Cannes à Paris : de l’animation coréenne J’estime faire ma part du travail pour faire connaître un peu plus la Corée du Sud, au moins à travers sa cinématographie, mais il faut croire que tous les français ne lisent pas L’impossible blog ciné (haha).  Et je dois bien avouer que si c’est à travers un film comme « The King of Pigs » qu’ils découvrent la nation asiatique, ils n’auront peut-être pas plus envie que cela de se frotter à la Corée plus en avant. Mais je dis peut-être cela parce que le film d’animation de Yeon Sang-ho m’a déçu. Non que j’attendais des merveilles particulières de ce long-métrage, après tout je savais à peine de quoi il retournait dans le film avant de le voir, mais disons que je suis toujours plein d’espoir lorsque je vais voir un film coréen, alors lorsque je n’en sort pas ébahi, je suis toujours un peu déçu.
« The King of Pigs » montre les retrouvailles entre deux hommes qui ont été amis lorsqu’ils étaient au collège. Après s’être perdus de vue pendant des années, ils vont passer une soirée ensemble autour d’un repas et se remémorer leurs années collège, des années peu glorieuses où ils étaient régulièrement martyrisés par un clan qui régnait en maître sur le collège… jusqu’à ce qu’un autre collégien change la donne. Si à travers le microcosme d’un collège en proie aux clivages sociaux et à la violence brute, le réalisateur se penche sur les maux de la société coréenne, il le fait avec une telle froideur, une telle distance, et à travers des personnages si insaisissables et peu enclin à attirer l’empathie que le film peine à emballer, ou pour le moins à séduire. Certes il ne s’agit pas là de prendre le spectateur dans le sens du poil, mais ce n’est pas à cette séduction-là que je fais référence. Je me serais contenté d’une séduction aride et amère, de celles qui remuent les tripes par son absence de concession. De concession il n’est pas question dans « The King of Pigs », qui emprunte le chemin traditionnel du film coréen sec et désespéré, mais il manque tout de même quelques grammes de lumière dans ce monde si sombrement dépeint. Pour faire ressortir l’ombre avec plus d’éclat.

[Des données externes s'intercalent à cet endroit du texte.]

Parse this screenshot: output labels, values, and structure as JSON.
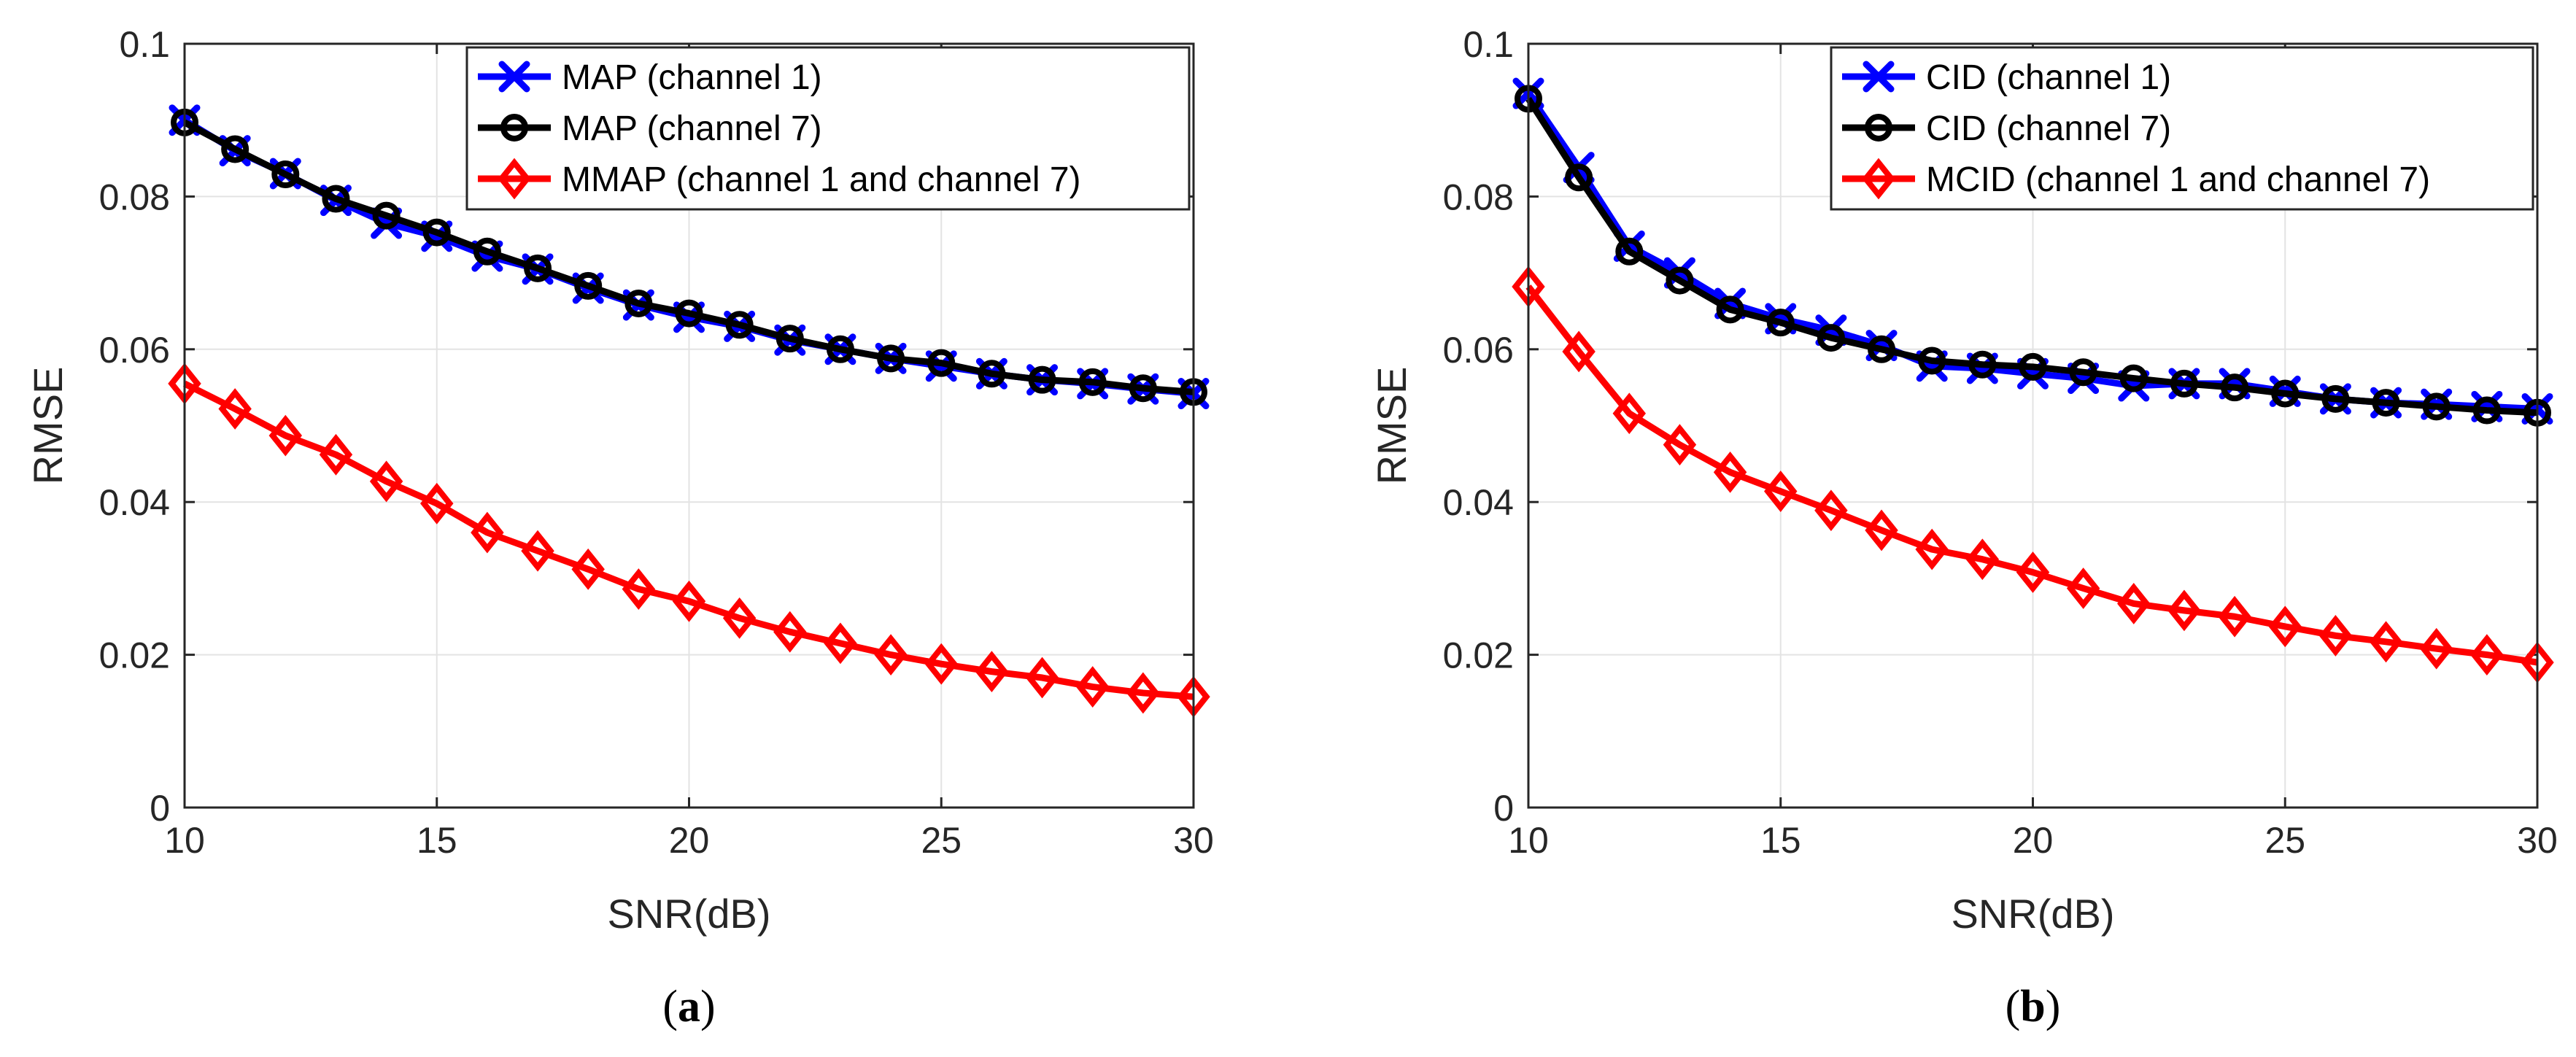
{
  "charts": [
    {
      "caption_letter": "a",
      "chart_data": {
        "type": "line",
        "xlabel": "SNR(dB)",
        "ylabel": "RMSE",
        "xlim": [
          10,
          30
        ],
        "ylim": [
          0,
          0.1
        ],
        "xticks": [
          10,
          15,
          20,
          25,
          30
        ],
        "xtick_labels": [
          "10",
          "15",
          "20",
          "25",
          "30"
        ],
        "yticks": [
          0,
          0.02,
          0.04,
          0.06,
          0.08,
          0.1
        ],
        "ytick_labels": [
          "0",
          "0.02",
          "0.04",
          "0.06",
          "0.08",
          "0.1"
        ],
        "grid": true,
        "legend_position": "top-right",
        "x": [
          10,
          11,
          12,
          13,
          14,
          15,
          16,
          17,
          18,
          19,
          20,
          21,
          22,
          23,
          24,
          25,
          26,
          27,
          28,
          29,
          30
        ],
        "series": [
          {
            "name": "MAP (channel 1)",
            "color": "#0000ff",
            "marker": "x",
            "values": [
              0.09,
              0.086,
              0.083,
              0.0795,
              0.0765,
              0.0748,
              0.0722,
              0.0705,
              0.068,
              0.0658,
              0.0642,
              0.063,
              0.0612,
              0.06,
              0.0588,
              0.0578,
              0.0568,
              0.056,
              0.0555,
              0.0548,
              0.0542
            ]
          },
          {
            "name": "MAP (channel 7)",
            "color": "#000000",
            "marker": "circle",
            "values": [
              0.0897,
              0.0862,
              0.0829,
              0.0797,
              0.0775,
              0.0753,
              0.0728,
              0.0706,
              0.0683,
              0.066,
              0.0647,
              0.0632,
              0.0614,
              0.06,
              0.0588,
              0.0582,
              0.0568,
              0.056,
              0.0557,
              0.0549,
              0.0544
            ]
          },
          {
            "name": "MMAP (channel 1 and channel 7)",
            "color": "#ff0000",
            "marker": "diamond",
            "values": [
              0.0555,
              0.0522,
              0.0487,
              0.0462,
              0.0427,
              0.0398,
              0.036,
              0.0336,
              0.0312,
              0.0286,
              0.027,
              0.0248,
              0.023,
              0.0215,
              0.02,
              0.0188,
              0.0178,
              0.017,
              0.0158,
              0.015,
              0.0145
            ]
          }
        ]
      }
    },
    {
      "caption_letter": "b",
      "chart_data": {
        "type": "line",
        "xlabel": "SNR(dB)",
        "ylabel": "RMSE",
        "xlim": [
          10,
          30
        ],
        "ylim": [
          0,
          0.1
        ],
        "xticks": [
          10,
          15,
          20,
          25,
          30
        ],
        "xtick_labels": [
          "10",
          "15",
          "20",
          "25",
          "30"
        ],
        "yticks": [
          0,
          0.02,
          0.04,
          0.06,
          0.08,
          0.1
        ],
        "ytick_labels": [
          "0",
          "0.02",
          "0.04",
          "0.06",
          "0.08",
          "0.1"
        ],
        "grid": true,
        "legend_position": "top-right",
        "x": [
          10,
          11,
          12,
          13,
          14,
          15,
          16,
          17,
          18,
          19,
          20,
          21,
          22,
          23,
          24,
          25,
          26,
          27,
          28,
          29,
          30
        ],
        "series": [
          {
            "name": "CID (channel 1)",
            "color": "#0000ff",
            "marker": "x",
            "values": [
              0.0935,
              0.0838,
              0.0735,
              0.07,
              0.066,
              0.064,
              0.0625,
              0.0605,
              0.0578,
              0.0575,
              0.0568,
              0.0562,
              0.0552,
              0.0555,
              0.0555,
              0.0545,
              0.0535,
              0.053,
              0.0528,
              0.0525,
              0.0522
            ]
          },
          {
            "name": "CID (channel 7)",
            "color": "#000000",
            "marker": "circle",
            "values": [
              0.0928,
              0.0825,
              0.0728,
              0.069,
              0.0652,
              0.0635,
              0.0615,
              0.06,
              0.0585,
              0.058,
              0.0577,
              0.057,
              0.0562,
              0.0555,
              0.055,
              0.0542,
              0.0535,
              0.053,
              0.0525,
              0.052,
              0.0517
            ]
          },
          {
            "name": "MCID (channel 1 and channel 7)",
            "color": "#ff0000",
            "marker": "diamond",
            "values": [
              0.0682,
              0.0597,
              0.0516,
              0.0475,
              0.0439,
              0.0414,
              0.0389,
              0.0363,
              0.0338,
              0.0325,
              0.0308,
              0.0287,
              0.0267,
              0.0258,
              0.025,
              0.0237,
              0.0225,
              0.0217,
              0.0208,
              0.02,
              0.019
            ]
          }
        ]
      }
    }
  ]
}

Non, ce n’est peut-être pas avec ce film-là que les français vont s’amouracher de la Corée, ou enfin être capable de distinguer sans l’ombre d’une hésitation le Nord du Sud, comme mon voisin l’a prouvé à la fin du film. Mais les films coréens sont trop rares ces temps-ci pour faire la fine bouche. D’autant que le film est également sélectionné au Festival Paris Cinéma qui commence à la fin du mois. Alors si les films d’animation durs comme la pierre ne vous effraient pas…
P.S. : petite anecdote amusante, l’un des deux personnages principaux du film est doublé par l’acteur/réalisateur Yang Ik-Joon lorsqu’il est adulte et par la comédienne Kim Kkobbi lorsqu’il est enfant. Soit l’actrice du magnifique Breathless et son réalisateur.